Like Sydney and Melbourne, Brisbane’s peri-urban fringes contain highly productive agricultural land suitable for intensive cropping and horticulture.

These regions historically produced much of the food consumed in the cities. But figuring out how much food they produce now – or where the produce ends up – is “near impossible”, Rose said.

“There’s different numbers floating around depending on who you talk to, but we don’t have that baseline,” she said.

Even if a baseline is determined, meeting the ambitious goal will be an uphill battle.

A 2016 report by Foodprint Melbourne estimated that the Melbourne food bowl had the capacity to produce 41% of the city’s total food needs. But that land is shrinking. By 2040, the report predicted, the fertile plains would produce just 18% of the city’s food needs as prime agricultural land is consumed by the construction of sprawling housing estates.

“It’s very concerning, there’s good reasons why we want to be growing food around cities in the future,” the report’s lead author, Dr Rachel Carey, said.

Sydney is faring even worse. Another study found the farmland remaining around the city is only capable of meeting 20% of the city’s overall food needs, with more losses expected if urban sprawl continues unabated. “Sydney is kind of where Melbourne could be heading if we don’t change our policies,” Carey said.

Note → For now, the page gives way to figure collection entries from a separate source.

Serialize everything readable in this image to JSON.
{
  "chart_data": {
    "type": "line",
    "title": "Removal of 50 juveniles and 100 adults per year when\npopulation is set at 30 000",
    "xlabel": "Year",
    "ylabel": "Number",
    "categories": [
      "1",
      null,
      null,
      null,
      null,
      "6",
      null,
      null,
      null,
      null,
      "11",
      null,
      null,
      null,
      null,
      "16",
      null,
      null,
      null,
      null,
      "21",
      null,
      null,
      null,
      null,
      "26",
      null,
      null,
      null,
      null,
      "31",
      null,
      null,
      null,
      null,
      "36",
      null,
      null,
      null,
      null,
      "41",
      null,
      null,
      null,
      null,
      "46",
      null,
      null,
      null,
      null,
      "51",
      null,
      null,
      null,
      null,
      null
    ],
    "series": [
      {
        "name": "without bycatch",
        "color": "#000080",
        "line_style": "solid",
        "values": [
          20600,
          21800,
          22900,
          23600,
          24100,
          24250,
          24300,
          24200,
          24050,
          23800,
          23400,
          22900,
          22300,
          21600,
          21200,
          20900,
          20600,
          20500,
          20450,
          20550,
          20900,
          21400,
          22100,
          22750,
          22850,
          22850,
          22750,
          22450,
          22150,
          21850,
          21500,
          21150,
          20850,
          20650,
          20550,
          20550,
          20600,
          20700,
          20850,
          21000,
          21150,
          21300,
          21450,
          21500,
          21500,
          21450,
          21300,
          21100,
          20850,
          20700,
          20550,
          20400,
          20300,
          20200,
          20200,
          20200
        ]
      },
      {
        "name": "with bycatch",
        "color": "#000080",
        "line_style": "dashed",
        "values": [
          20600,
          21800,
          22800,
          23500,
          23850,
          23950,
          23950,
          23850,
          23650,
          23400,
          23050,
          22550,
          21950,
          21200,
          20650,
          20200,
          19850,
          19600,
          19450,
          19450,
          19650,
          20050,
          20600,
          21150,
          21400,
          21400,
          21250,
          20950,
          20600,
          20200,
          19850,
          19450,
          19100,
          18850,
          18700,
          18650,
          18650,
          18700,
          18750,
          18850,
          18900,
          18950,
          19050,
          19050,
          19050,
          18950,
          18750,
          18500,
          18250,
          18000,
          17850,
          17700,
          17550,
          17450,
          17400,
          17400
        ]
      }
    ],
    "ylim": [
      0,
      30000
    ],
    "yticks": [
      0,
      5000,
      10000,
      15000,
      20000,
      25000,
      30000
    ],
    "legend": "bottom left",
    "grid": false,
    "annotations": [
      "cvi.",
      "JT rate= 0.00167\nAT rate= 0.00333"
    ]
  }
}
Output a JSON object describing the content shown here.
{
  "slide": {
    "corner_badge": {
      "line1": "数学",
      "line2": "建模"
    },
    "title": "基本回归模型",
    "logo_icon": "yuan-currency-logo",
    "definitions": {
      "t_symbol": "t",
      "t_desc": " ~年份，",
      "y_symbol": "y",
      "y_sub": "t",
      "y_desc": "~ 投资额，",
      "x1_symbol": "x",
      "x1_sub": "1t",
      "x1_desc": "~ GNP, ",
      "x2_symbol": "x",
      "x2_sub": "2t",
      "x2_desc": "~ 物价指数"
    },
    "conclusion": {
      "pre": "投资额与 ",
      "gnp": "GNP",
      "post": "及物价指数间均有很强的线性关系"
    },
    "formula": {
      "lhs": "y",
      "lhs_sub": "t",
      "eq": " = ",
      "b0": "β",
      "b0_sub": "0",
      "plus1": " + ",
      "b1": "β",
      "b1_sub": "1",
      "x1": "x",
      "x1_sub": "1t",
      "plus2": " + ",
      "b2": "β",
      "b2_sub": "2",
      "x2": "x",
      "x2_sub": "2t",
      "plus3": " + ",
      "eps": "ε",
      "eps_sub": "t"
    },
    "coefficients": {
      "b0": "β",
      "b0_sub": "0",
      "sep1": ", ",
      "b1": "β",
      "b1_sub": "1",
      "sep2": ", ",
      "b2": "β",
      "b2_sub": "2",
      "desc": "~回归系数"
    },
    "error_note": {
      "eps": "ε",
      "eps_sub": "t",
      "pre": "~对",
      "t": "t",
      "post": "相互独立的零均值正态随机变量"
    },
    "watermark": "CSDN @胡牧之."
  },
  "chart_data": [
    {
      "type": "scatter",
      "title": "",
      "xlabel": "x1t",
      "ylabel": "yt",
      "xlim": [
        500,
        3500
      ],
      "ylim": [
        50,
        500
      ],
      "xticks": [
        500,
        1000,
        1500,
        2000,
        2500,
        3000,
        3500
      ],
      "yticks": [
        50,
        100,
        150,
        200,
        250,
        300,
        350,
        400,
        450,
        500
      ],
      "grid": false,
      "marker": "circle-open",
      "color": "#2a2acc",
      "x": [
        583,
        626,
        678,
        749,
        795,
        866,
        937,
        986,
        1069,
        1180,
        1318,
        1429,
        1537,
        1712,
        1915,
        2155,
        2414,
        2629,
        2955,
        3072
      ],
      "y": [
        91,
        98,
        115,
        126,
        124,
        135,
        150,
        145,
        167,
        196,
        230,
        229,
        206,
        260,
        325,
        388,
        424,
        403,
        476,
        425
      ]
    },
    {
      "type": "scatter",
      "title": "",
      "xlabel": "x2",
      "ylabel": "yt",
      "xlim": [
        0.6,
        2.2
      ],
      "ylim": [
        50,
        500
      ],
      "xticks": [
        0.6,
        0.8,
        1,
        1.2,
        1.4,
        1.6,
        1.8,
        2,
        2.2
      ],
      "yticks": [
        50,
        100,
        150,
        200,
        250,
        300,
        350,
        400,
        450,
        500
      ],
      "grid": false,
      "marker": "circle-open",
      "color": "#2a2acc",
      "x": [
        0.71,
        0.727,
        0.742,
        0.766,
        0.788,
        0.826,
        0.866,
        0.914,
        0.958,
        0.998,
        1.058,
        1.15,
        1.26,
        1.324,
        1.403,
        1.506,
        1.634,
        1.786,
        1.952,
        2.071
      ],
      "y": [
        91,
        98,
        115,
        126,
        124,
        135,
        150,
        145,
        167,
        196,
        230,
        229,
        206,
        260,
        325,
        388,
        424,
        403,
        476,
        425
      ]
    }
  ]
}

Last year, a New South Wales inquiry into food production and supply found productive agricultural land in peri-urban areas was under increasing threat from development.

A federal inquiry had similar findings, recommending the protection of agricultural land from urban sprawl. It recommended the government ascertain the optimal location of food distribution centres and develop a national food supply chain map to better understand the journey of food from paddock to plate.

Associate Prof Andrea Gaynor, an environmental historian from the University of Western Australia, said that while there are benefits to locally-grown food, it can still be vulnerable to supply chain shocks.

“I think the idea of bringing agriculture closer to the city is about making it smaller scale, adaptive and community focused agriculture,” she said. “That gives children the chance to see how food can be grown, for urban wastes to be used, it can encourage circular economy type behaviours and reduce waste.”

Gaynor said colonial Australia had a long history of growing fruit and vegetable in or near cities, but after the second world war, those habits began to deteriorate as large-scale commercial horticulture operations were developed and cities expanded.

A report from a food supply inquiry in Victoria, focused on the impact of population growth on the state’s food supply, is due in November.